Darüber, was in jener Nacht passiert ist zwischen Jörg Kachelmann und Claudia D., gibt es zwei sehr unterschiedliche Darstellungen. Jörg Kachelmann sagt, sie hätten zunächst einvernehmlich Sex gehabt, danach habe sie ihn damit konfrontiert, dass sie wisse, dass er ihr untreu geworden sei. Er habe dies zugegeben, woraufhin sie sich von ihm getrennt und er ihre Wohnung verlassen habe. Claudia D. sagt, sie habe an dem Tag einen Hinweis erhalten, dass er ihr nicht treu sei, habe ihn damit sofort konfrontiert, direkt nachdem er bei ihr angekommen sei. Daraufhin seien sie in Streit geraten, sie habe sich von ihm getrennt. Er habe sie dann vergewaltigt, und sie dabei mit einem Messer bedroht und verletzt (nachzulesen in: Kneewolf, Thomas, Die Akte Kachelmann – Anatomie eines Skandals).
Den Streit hat er während des Verfahrens bestätigt, die Tat streitet er bis heute ab. Das fragliche Messer wies keine eindeutigen Spuren auf. Selbst wenn, es steht außer Frage, dass er sich in ihrer Wohnung aufhielt. Das Messer könnte er theoretisch auch für dessen eigentlichen Zweck benutzt haben: Tomaten schneiden.

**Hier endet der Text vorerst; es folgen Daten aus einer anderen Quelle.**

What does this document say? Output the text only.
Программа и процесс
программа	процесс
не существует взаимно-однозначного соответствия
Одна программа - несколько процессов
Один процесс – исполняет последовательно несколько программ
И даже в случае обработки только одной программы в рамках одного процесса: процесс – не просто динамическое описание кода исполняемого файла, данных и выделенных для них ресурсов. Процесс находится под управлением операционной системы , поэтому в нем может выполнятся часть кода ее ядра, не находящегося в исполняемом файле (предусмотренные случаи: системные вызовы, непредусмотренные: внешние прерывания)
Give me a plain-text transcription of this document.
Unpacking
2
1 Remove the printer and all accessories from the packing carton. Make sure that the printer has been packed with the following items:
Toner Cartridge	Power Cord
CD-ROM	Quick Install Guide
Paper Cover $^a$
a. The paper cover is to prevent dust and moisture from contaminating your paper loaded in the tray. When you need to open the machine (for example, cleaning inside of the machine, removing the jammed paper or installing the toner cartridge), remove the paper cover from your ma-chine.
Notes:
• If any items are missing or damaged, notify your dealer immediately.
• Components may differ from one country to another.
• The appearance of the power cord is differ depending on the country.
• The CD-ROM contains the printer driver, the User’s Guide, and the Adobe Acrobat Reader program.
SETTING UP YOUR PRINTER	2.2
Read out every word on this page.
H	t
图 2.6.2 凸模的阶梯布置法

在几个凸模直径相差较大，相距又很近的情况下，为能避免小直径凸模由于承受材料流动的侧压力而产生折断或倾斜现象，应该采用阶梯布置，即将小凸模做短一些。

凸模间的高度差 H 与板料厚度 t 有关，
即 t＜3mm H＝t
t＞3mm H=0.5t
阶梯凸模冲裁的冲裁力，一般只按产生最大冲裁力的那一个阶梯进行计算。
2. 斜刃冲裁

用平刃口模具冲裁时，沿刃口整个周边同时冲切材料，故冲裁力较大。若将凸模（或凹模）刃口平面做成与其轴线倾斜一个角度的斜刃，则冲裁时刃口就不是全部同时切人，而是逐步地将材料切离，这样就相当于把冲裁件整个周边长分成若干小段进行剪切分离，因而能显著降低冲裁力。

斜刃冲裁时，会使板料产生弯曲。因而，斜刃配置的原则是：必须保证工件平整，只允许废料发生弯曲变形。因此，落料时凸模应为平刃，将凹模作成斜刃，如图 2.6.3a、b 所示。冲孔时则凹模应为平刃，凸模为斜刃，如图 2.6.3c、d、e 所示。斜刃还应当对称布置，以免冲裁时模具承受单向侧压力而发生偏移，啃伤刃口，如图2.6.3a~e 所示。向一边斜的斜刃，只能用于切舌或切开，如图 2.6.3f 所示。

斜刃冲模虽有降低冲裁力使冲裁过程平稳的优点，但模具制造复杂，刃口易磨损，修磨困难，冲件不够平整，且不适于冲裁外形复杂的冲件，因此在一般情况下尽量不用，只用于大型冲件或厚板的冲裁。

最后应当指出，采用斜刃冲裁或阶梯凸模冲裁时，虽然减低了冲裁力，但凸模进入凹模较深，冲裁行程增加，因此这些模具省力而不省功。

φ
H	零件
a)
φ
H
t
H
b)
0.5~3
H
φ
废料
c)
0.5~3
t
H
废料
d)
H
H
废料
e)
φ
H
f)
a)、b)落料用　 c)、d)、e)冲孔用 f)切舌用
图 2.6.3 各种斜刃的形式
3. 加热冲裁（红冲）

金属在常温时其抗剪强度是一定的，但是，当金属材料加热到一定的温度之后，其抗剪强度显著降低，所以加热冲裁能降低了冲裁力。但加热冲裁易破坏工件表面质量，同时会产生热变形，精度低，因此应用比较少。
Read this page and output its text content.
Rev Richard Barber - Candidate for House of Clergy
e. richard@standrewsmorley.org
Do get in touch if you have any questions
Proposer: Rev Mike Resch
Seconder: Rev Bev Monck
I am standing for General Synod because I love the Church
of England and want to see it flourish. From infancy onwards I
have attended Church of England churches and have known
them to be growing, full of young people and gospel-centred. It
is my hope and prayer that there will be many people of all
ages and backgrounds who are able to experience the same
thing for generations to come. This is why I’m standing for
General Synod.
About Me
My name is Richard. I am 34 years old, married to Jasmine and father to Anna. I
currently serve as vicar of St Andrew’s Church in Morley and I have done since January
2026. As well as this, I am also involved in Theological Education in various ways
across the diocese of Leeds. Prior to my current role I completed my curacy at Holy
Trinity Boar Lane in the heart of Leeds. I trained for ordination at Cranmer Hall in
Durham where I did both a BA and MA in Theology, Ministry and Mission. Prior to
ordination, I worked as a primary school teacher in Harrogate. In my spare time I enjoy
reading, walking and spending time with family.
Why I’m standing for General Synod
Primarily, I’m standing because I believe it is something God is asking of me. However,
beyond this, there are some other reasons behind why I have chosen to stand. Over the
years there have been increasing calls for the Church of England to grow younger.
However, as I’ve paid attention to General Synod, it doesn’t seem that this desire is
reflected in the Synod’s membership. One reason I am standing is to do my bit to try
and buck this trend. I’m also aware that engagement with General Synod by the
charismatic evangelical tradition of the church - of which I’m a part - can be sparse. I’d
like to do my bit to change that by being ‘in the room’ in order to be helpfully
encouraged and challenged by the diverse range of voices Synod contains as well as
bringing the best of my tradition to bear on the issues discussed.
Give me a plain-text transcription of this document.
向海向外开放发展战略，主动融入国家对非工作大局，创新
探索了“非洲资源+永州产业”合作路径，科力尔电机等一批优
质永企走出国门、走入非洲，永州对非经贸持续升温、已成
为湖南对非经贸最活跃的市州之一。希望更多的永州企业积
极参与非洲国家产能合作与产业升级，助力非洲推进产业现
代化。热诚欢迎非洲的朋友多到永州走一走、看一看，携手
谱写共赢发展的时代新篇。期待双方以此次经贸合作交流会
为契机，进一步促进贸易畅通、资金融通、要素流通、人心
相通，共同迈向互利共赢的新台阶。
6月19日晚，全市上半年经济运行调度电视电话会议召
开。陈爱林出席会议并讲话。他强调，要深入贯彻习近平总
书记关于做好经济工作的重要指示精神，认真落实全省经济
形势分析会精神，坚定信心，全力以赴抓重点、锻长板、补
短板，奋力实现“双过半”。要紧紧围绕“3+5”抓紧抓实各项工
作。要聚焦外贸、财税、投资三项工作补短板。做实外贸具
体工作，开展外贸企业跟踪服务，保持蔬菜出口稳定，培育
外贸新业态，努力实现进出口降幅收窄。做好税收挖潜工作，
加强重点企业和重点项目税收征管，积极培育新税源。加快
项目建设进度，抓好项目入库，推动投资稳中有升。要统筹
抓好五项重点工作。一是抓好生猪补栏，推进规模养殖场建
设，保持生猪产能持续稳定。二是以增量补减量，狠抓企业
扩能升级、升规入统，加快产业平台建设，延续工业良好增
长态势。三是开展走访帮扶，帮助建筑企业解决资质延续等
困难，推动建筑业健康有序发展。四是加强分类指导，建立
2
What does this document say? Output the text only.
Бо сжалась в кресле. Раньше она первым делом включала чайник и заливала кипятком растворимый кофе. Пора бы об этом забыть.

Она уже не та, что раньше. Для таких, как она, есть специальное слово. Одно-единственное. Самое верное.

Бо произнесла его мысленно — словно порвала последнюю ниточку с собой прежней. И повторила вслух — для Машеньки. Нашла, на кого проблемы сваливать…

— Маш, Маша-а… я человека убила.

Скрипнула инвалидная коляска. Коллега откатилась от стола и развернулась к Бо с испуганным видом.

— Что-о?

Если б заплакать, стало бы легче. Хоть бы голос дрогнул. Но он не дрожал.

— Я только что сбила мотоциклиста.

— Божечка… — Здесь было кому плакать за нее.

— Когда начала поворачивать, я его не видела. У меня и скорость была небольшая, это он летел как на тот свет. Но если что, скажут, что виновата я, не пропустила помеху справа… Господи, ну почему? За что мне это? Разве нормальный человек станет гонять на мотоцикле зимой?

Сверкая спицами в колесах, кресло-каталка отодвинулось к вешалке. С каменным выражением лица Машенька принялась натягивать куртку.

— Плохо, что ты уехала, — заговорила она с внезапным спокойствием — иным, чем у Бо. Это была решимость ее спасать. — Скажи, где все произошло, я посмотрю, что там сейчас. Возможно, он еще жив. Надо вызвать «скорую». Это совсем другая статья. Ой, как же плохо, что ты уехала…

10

Während des Prozesses kam heraus, dass Claudia D. den Hinweis auf seine Untreue schon lange vor dem fraglichen Abend erhalten und zudem maßgeblich manipuliert hatte. Sie sagte, sie habe einen Briefumschlag im Postkasten gehabt, darin zwei Flugtickets ausgestellt auf Jörg Kachelmann und eine ihr unbekannte Frau. Dazu ein loser Zettel mit der Aufschrift „Er schläft mit ihr“. Diesen Zettel hatte sie selbst geschrieben und im Sender ausgedruckt, um damit die Spur zu ihr zu verwischen. Das hat nicht wirklich funktioniert und beweist, dass sie damit rechnete, dass sich jemand die Mühe machen würde, diese Spur tatsächlich zu suchen und es lässt auf kriminelle Energie ihrerseits schließen. Das beweist aber noch nicht, dass es keine Vergewaltigung gab. Dass Frauen vor Gericht in Vergewaltigungsprozess schwer Gehör finden, ist kein Geheimnis. Vielleicht wollte sie vorbauen.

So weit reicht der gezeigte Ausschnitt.